J'ai retrouvé le début de ce texte dans mon carnet et j'ai décidé de le continuer pour la nuit du FoF avec le thème "Deux".

De base, j'avais juste le titre qui me trottait en tête. Et j'ai eu envie d'écrire un truc très doux, et je me suis mis.e à écrire du cul avec. Ne me jugez pas.

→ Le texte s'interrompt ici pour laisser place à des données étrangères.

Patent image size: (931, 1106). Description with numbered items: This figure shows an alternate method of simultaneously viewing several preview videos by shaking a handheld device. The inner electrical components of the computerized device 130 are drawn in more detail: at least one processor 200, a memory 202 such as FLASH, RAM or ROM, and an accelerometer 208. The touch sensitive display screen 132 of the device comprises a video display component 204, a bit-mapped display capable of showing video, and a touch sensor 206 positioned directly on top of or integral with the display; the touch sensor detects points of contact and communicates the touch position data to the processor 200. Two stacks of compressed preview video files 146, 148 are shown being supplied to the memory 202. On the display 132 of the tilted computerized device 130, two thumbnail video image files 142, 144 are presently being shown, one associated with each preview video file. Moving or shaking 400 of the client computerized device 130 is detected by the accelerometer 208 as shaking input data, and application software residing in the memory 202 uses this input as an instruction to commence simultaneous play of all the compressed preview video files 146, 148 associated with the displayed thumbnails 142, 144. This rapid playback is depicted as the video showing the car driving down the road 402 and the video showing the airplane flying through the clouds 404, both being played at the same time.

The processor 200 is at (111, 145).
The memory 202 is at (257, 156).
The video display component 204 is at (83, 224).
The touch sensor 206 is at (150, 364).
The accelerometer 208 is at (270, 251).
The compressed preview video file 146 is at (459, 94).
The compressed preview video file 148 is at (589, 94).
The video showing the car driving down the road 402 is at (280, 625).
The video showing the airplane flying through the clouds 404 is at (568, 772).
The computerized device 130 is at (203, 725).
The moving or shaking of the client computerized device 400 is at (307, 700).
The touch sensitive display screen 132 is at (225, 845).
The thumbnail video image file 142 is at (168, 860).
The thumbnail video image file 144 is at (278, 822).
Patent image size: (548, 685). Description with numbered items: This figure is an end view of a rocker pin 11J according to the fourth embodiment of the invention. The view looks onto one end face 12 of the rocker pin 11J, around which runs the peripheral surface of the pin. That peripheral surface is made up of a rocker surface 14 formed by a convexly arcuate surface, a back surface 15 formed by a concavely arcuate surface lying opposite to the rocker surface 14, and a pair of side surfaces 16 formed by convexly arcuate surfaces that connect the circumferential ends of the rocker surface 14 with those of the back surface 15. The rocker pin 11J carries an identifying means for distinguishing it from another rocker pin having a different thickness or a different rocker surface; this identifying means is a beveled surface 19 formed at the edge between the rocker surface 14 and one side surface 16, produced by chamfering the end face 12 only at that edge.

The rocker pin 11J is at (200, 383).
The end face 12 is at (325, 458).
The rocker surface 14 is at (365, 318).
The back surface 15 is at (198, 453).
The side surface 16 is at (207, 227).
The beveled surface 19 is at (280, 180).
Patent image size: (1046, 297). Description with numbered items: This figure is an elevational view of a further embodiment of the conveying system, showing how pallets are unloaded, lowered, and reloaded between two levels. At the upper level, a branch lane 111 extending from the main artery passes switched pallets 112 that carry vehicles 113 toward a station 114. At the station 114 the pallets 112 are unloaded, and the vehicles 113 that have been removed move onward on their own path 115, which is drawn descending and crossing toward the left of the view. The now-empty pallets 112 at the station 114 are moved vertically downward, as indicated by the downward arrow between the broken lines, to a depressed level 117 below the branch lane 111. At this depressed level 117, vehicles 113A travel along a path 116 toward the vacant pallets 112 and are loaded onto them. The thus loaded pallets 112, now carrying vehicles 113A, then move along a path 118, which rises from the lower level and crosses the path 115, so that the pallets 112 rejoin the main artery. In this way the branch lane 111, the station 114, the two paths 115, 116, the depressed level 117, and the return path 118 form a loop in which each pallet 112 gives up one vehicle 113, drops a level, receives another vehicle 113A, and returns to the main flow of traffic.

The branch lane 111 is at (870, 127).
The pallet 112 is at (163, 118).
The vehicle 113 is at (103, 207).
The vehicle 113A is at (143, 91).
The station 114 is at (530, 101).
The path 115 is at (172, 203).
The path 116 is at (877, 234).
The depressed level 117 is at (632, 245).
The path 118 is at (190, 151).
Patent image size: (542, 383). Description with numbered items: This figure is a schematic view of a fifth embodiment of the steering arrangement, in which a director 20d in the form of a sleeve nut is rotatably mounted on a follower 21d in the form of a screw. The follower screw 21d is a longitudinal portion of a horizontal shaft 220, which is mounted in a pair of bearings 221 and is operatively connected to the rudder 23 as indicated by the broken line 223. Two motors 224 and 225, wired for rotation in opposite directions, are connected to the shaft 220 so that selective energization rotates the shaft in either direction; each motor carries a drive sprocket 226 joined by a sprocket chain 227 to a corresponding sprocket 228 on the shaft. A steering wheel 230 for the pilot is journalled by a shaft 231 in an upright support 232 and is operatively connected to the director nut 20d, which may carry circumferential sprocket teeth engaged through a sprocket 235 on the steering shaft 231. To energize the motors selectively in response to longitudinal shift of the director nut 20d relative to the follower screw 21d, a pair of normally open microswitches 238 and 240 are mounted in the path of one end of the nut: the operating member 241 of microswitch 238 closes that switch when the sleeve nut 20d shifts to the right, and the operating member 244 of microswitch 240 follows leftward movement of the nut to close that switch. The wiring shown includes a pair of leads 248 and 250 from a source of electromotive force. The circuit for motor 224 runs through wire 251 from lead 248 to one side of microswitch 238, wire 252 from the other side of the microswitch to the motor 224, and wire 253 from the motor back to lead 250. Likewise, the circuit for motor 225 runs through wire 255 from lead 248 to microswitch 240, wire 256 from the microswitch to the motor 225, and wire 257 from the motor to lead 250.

C'est pas mon style habituel, j'espère que ça vous plaira...

Bonne lecture !


Que suis je si ce n'est une part de toi?

Des lèvres fondent sur les siennes tandis que les deux corps se mouvent l'un contre l'autre. Une main caresse sa joue, calleuse, tendre. Les doigts débordent doucement dans son cou pour caresser sa mâchoire. Comme une coulée de lave, ils brûlent son épiderme qui en redemande encore. A peine disparaissent-ils qu'ils lui manquent. Mais une bouche humide suit leurs traces, expulsant l'air de ses poumons. L'autre glousse à même sa peau.

Un corps recouvre le sien, et il a beau savoir qu'ils sont deux ; il ne sait plus où commence l'un et où finit l'autre. Il y a trop de membres, trop de peau. Qu'est ce qui est à lui ? Qu'est-ce qui est à l'autre ?

Il halète, se cambre et ferme les yeux pour se perdre quelque part derrière ses paupières. Il se perd dans les sensations qui contrôlent son corps et le font danser. Des mains sur peau, un torse contre le sien, un bassin entre ses jambes et des lèvres tout contre son oreille. Une voix souffle dans son lobe, appelle le bleu de ses yeux. Réclame le trésor caché derrière les rideaux de chair. Il se force à les ouvrir, à regarder. Pour admirer la cascade brune qui coule sur sa peau brune et les orbes grises aux reflets violets fixées sur son visage. Un sourire plus doux que le coton l'accueille au milieu de tout ça. L'envie irrésistible de laisser sa langue parcourir la peau nacrée le traverse soudainement.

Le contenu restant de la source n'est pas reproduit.